There is also a slight variation among the test supervisors performing the conventional
tests, shown in Table 8. The average difference was 5 ± 6 degrees of range of motion. This is
comparable of the results given by the study done by Jason Peeler (2008) who found a slightly
higher variation of 12 ± 6 degrees of range of motion. However, our tests examiners consisted of
one experienced physiotherapist and one sport biology student. Even though the student has a
high basic knowledge of anatomy and palpation, it cannot match the clinical experience and
knowledge of an educated physiotherapist. This does not change the fact that there is a variation
when measuring ranges of motion. When measuring joint range of motion in high-level athletes,
there should be a consistency to the results from practitioners. This would increase the efficacy
and the validity of the conventional tests.
16. 15
Conclusions
No correlation was found between the pure plane rotations and the internal/external rotations of
the stance hip during a closed kinetic chain movement. A significant correlation between
overhead reaches/standing ankle dorsiflexion and floor reaches/standing ankle dorsiflexion was
found, with the first mentioned getting higher values than the second. Backwards bending causes
a knee flexion in order to maintain body`s center of mass within the support surface. This flexion
forces an ankle dorsiflexion due to a closed kinetic chain movement. Although leg dominance
was not registered, it is hypothesized that it may alter the results. This points out the importance
of treating the human body as an integrated system, taking into consideration that during a
complex dynamic movement several joints are involved.

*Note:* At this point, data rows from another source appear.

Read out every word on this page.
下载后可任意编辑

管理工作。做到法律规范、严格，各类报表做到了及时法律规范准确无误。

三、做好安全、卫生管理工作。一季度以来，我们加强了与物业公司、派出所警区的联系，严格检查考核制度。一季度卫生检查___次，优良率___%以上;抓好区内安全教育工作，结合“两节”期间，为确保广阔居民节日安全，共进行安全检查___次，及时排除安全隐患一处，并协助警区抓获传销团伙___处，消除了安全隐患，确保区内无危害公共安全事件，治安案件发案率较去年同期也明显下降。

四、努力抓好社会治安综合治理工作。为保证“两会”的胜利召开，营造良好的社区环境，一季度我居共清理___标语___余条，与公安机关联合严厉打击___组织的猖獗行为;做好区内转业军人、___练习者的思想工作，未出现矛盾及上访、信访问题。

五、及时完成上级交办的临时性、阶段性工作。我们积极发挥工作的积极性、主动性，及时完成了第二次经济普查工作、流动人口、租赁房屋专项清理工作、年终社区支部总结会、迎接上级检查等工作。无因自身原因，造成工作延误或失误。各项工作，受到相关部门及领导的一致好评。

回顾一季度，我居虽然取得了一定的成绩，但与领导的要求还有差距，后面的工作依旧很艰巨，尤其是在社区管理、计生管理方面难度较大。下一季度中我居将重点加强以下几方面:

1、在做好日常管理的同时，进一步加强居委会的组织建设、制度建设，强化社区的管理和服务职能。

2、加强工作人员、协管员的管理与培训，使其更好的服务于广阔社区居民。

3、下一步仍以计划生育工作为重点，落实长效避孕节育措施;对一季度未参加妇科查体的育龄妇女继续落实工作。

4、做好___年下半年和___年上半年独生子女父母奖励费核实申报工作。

The variability of the results by
applying conventional tests in order to evaluate the range of motion of the different joints
reduces the validity of these tests even more. In order to be able to capture and predict the quality
of a highly complicated movement pattern performed during a competitive sport, we should first
be able to apply a test battery of which the results are reproducible.However, further research is
necessary to draw any major conclusions. More subjects as well as registration of their dominant
limb is a needed for further analysis.